Following are ways to help curb the extra costs of staying gluten-free.
Get as much of your food as possible at regular supermarkets.
Most items on a celiac patient’s grocery shopping list will be naturally gluten-free, and it’s best to get these at regular supermarkets with the most competitive prices.
Do comparison shopping on the internet.
If there is an item you like, search for it on Google.com and check prices at a variety of sites, including Amazon.com. Prices can vary widely among mail order vendors. Be sure to compare shipping costs also.
When you order by mail, reduce shipping costs by placing large orders.
If you use an item regularly, try to order it by the case or carton. One vendor offers a single 22-ounce bag of gluten-free all-purpose flour for $3.89 plus $7.95 for shipping, and a case of 4 bags for $14 (a savings of $1.56) plus the same $7.95 for shipping –- which cuts the shipping cost per bag from $7.95 to $1.99. If your storage space is limited, perhaps friends or relatives will store items for you.
Join or start a support group, and place group orders.
Support groups can organize group orders to get discounts and share shipping charges. To locate a support group, start by checking our list of celiac organizations and support groups. Online, you can become a member (at no charge) of the Yahoo groups SillyYaks (Celiacs) Online Support Group and receive discounts from a variety of online vendors.
Use coupons and watch for sales.
Coupons for gluten-free foods are no longer unheard of. In particular, check out BeFreeForMe.com, a website that offers coupons and free samples of products free from gluten and a variety of allergens. In addition, don't forget that even online vendors have sales periodically. Sign up for their mailing lists, and visit their sites every now and then to check for specials even when you're not out of your favorite products.
Don’t put the entire household on a gluten-free diet.

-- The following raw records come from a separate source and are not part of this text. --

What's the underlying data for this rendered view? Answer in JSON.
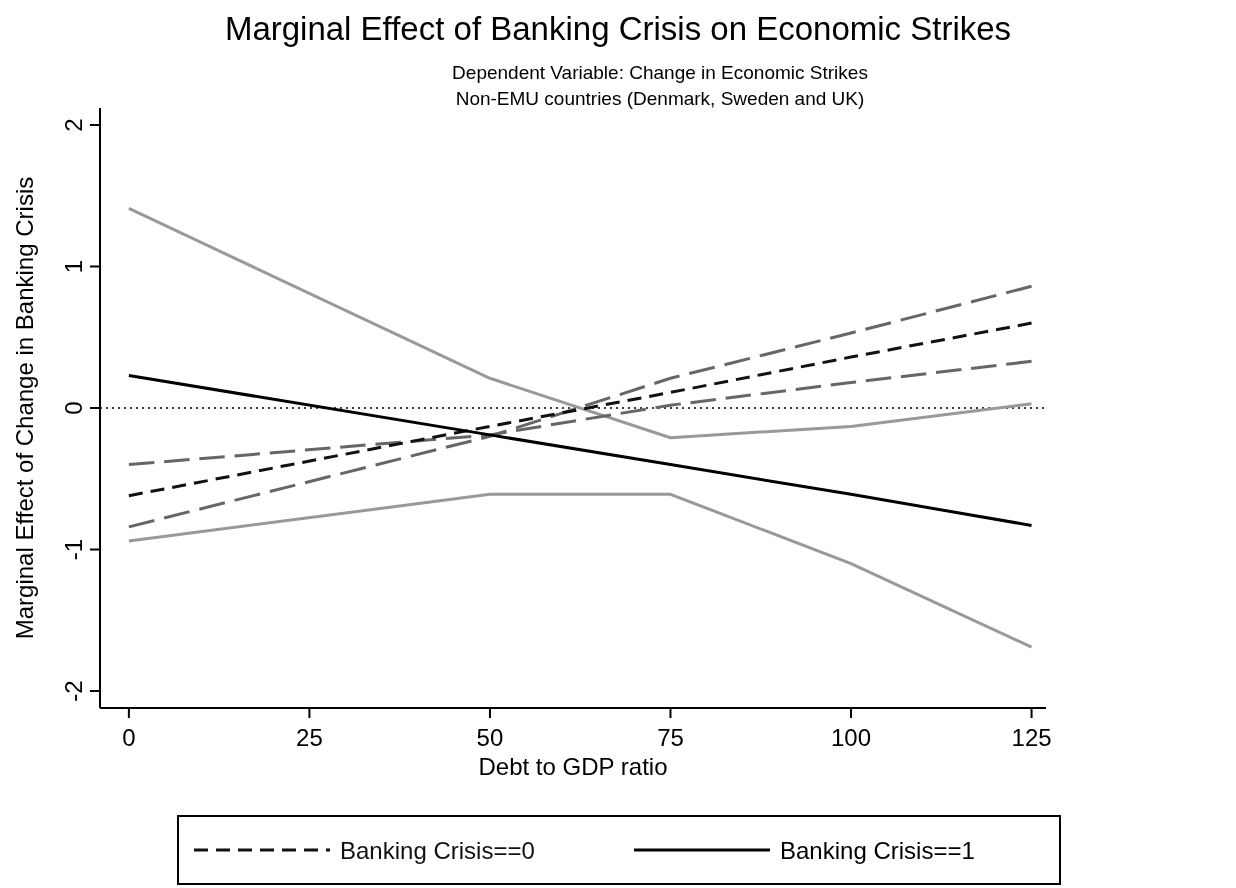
{
  "chart_data": {
    "type": "line",
    "title": "Marginal Effect of Banking Crisis on Economic Strikes",
    "subtitle": "Dependent Variable: Change in Economic Strikes\nNon-EMU countries (Denmark, Sweden and UK)",
    "xlabel": "Debt to GDP ratio",
    "ylabel": "Marginal Effect of Change in Banking Crisis",
    "x": [
      0,
      50,
      75,
      100,
      125
    ],
    "series": [
      {
        "color": "#999999",
        "line_style": "solid",
        "values": [
          1.41,
          0.21,
          -0.21,
          -0.13,
          0.03
        ]
      },
      {
        "color": "#999999",
        "line_style": "solid",
        "values": [
          -0.94,
          -0.61,
          -0.61,
          -1.1,
          -1.69
        ]
      },
      {
        "color": "#666666",
        "line_style": "dashed",
        "values": [
          -0.4,
          -0.19,
          0.02,
          0.18,
          0.33
        ]
      },
      {
        "color": "#666666",
        "line_style": "dashed",
        "values": [
          -0.84,
          -0.2,
          0.21,
          0.53,
          0.86
        ]
      },
      {
        "name": "Banking Crisis==0",
        "color": "#111111",
        "line_style": "dashed",
        "values": [
          -0.62,
          -0.13,
          0.11,
          0.36,
          0.6
        ]
      },
      {
        "name": "Banking Crisis==1",
        "color": "#000000",
        "line_style": "solid",
        "values": [
          0.23,
          -0.19,
          -0.4,
          -0.61,
          -0.83
        ]
      }
    ],
    "xlim": [
      -4,
      127
    ],
    "xticks": [
      0,
      25,
      50,
      75,
      100,
      125
    ],
    "ylim": [
      -2.12,
      2.12
    ],
    "yticks": [
      {
        "value": -2,
        "label": "-2"
      },
      {
        "value": -1,
        "label": "-1"
      },
      0,
      1,
      2
    ],
    "ref_lines": [
      {
        "axis": "y",
        "value": 0,
        "line_style": "dotted",
        "color": "#000000"
      }
    ],
    "grid": false,
    "legend": "bottom"
  }
}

Particularly when the celiac patient is a child, it’s tempting to make the entire household gluten-free, both to protect the child from gluten and to avoid having to prohibit the child from eating what others can have. Yet the cost of providing gluten-free items for nonceliacs will be high. Instead, think about purchasing gluten-free food just for the celiac patient. Review our tips for gluten-free safety at home and our guidelines for protecting against cross-contamination.
As often as possible, cook or bake from scratch.
When I was newly gluten-free and overwhelmed with the changes in my life, it was much easier to buy ready-made products than to even begin to think of baking. Further, I desperately wanted to sample all sorts of gluten-free baked goods to see how the taste compared to the foods I had to give up. Over time, however, I realized that I could bake delicious things from scratch for far less money, and with less fat and sugar, too. Teri Lee Gruss, About.com's Guide to Gluten-Free Cooking, has some great ideas about how to save money. Visit her site for her detailed instructions and her gluten-free budget entree recipes. Also take a look at our list of 35 basic gluten-free ingredients you can make at home.
Don’t throw out your baking mistakes or your stale gluten-free bread.
Don’t throw away your gluten-free products if you can salvage them for some other purpose. (See our tips for using stale gluten-free bread).
Appeal to your insurance carrier for reduced co-pays on brand-name drugs.
If you can’t use a generic form of a drug because it contains hidden gluten, call your insurance company to learn what you’ll need to do to get approval for the more expensive form.